Typically, cloud services are provided on-demand in a "pay-as-you-go" manner for the conveniences of end-users and organizations, as shown in Figure 1. Cloud computing follows the philosophy of the "as-a-Service" and offers its "services" according to different models, for example, Infrastructure-as-a-Service (IaaS), Platform-as-a-Service (PaaS), Software-as-a-Service (SaaS). Under IaaS (e.g., Amazon's EC2), the cloud service provider facilitates and allows the consumers to provision fundamental computing resources and deploy arbitrary software. In PaaS, the service provider provides a convenient platform enabling customers to develop, run, and manage applications without considering the complexities of building and maintaining the infrastructure. The examples of PaaS are Google''s Apps Engine and Microsoft Azure. In SaaS, applications (e.g., email, docs, etc.) are deployed on cloud infrastructure by service providers and allow the consumer to subscribe. These applications can be easily accessed from various client devices using a thin client or program interfaces.

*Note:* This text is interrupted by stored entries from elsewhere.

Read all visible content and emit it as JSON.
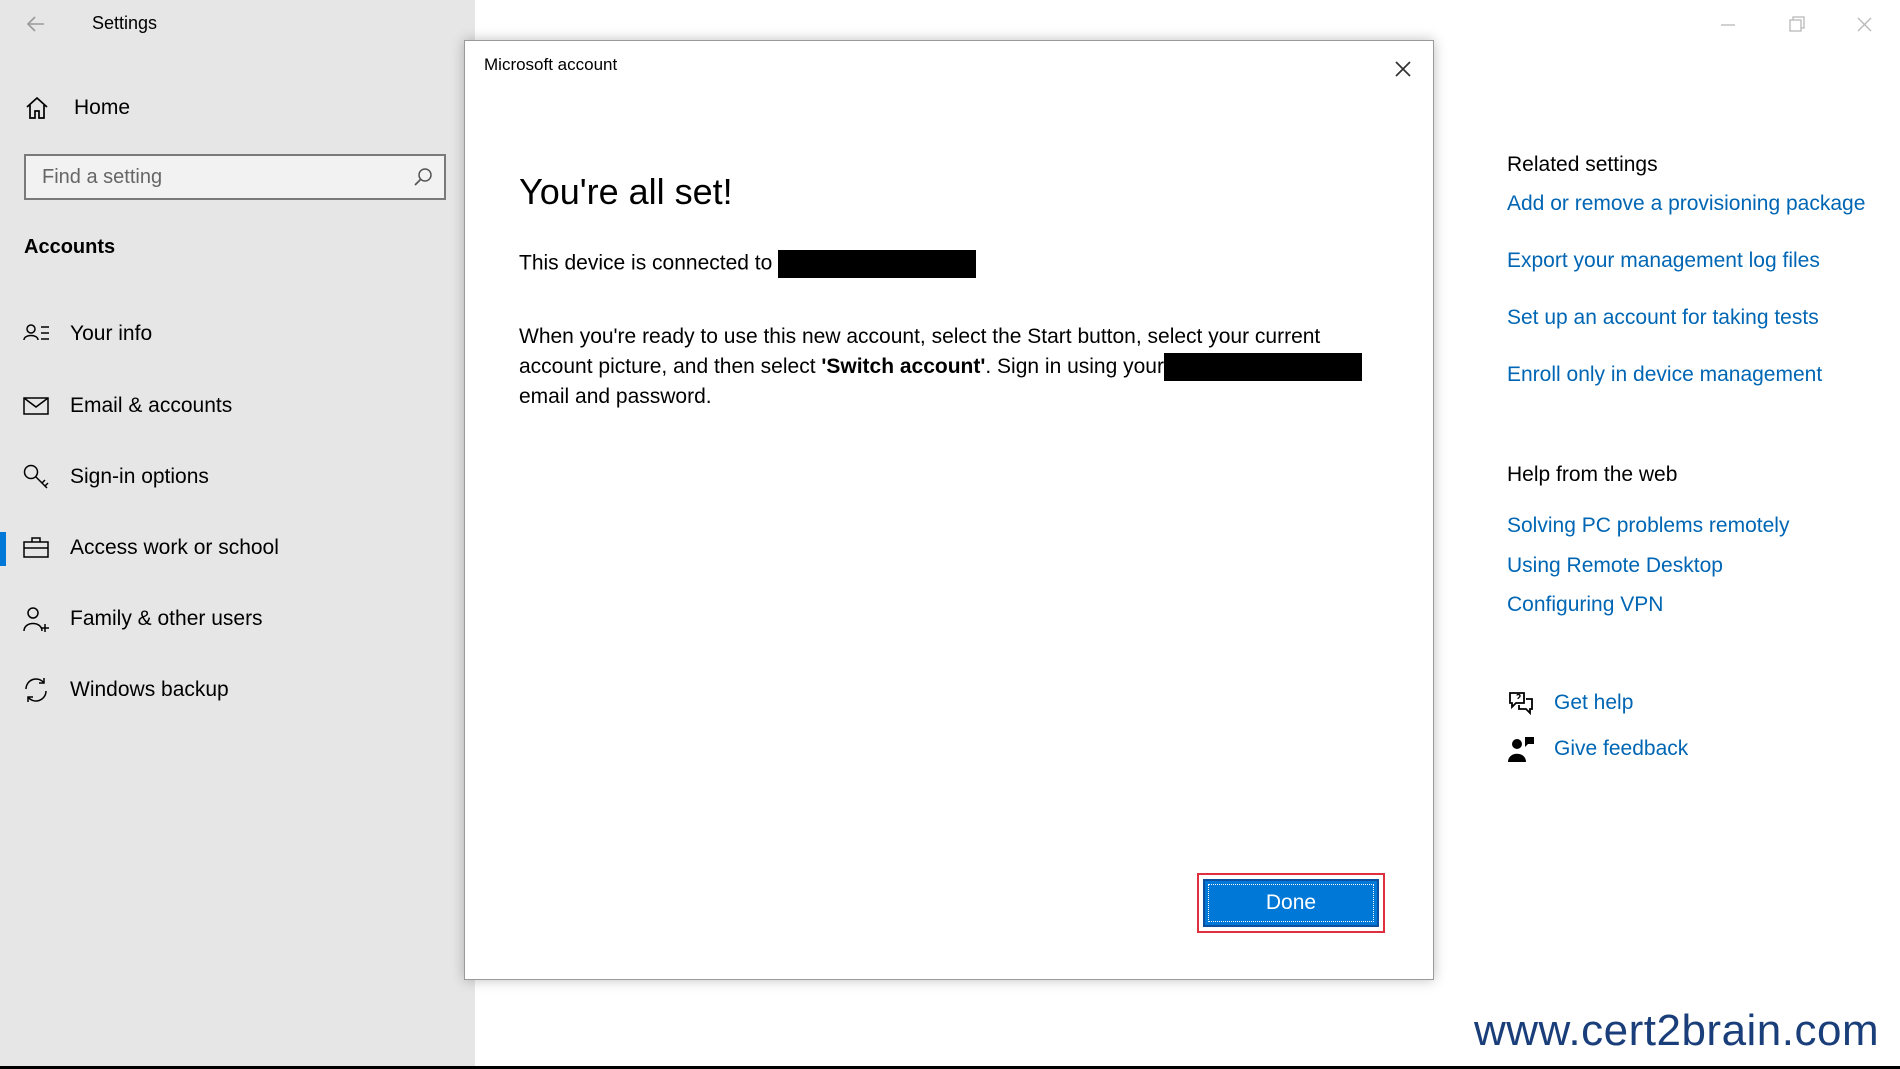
{
  "app": {
    "title": "Settings"
  },
  "sidebar": {
    "home_label": "Home",
    "search_placeholder": "Find a setting",
    "section_title": "Accounts",
    "items": [
      {
        "label": "Your info",
        "icon": "your-info-icon"
      },
      {
        "label": "Email & accounts",
        "icon": "mail-icon"
      },
      {
        "label": "Sign-in options",
        "icon": "key-icon"
      },
      {
        "label": "Access work or school",
        "icon": "briefcase-icon",
        "active": true
      },
      {
        "label": "Family & other users",
        "icon": "add-person-icon"
      },
      {
        "label": "Windows backup",
        "icon": "sync-icon"
      }
    ]
  },
  "dialog": {
    "title": "Microsoft account",
    "heading": "You're all set!",
    "connected_text": "This device is connected to",
    "para_part1": "When you're ready to use this new account, select the Start button, select your current account picture, and then select ",
    "para_bold": "'Switch account'",
    "para_part2": ". Sign in using your",
    "para_part3": "email and password.",
    "done_label": "Done"
  },
  "related": {
    "heading": "Related settings",
    "links": [
      "Add or remove a provisioning package",
      "Export your management log files",
      "Set up an account for taking tests",
      "Enroll only in device management"
    ]
  },
  "help": {
    "heading": "Help from the web",
    "links": [
      "Solving PC problems remotely",
      "Using Remote Desktop",
      "Configuring VPN"
    ]
  },
  "support": {
    "get_help": "Get help",
    "give_feedback": "Give feedback"
  },
  "watermark": "www.cert2brain.com",
  "colors": {
    "accent": "#0078d7",
    "link": "#0066b4",
    "sidebar_bg": "#e6e6e6",
    "highlight_border": "#e03040"
  }
}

In the cloud, big data technologies can be utilized for IVA solutions, as shown in Figure 2. In the cloud, the IVA solutions are made available under the as-a-Service (aaS) paradigm, i.e., IVAaaS & IVAAlgorithmaaS, as shown in Figure 3. This triangular relationship among Big data technologies, cloud computing, and IVA leads to diverse types of research issues. In this research project, we try to propose a distributed, layered, service-oriented, and lambda style inspired reference architecture for large-scale IVA in the cloud. Similarly, propose real-world domain specific services on top of the SIAT.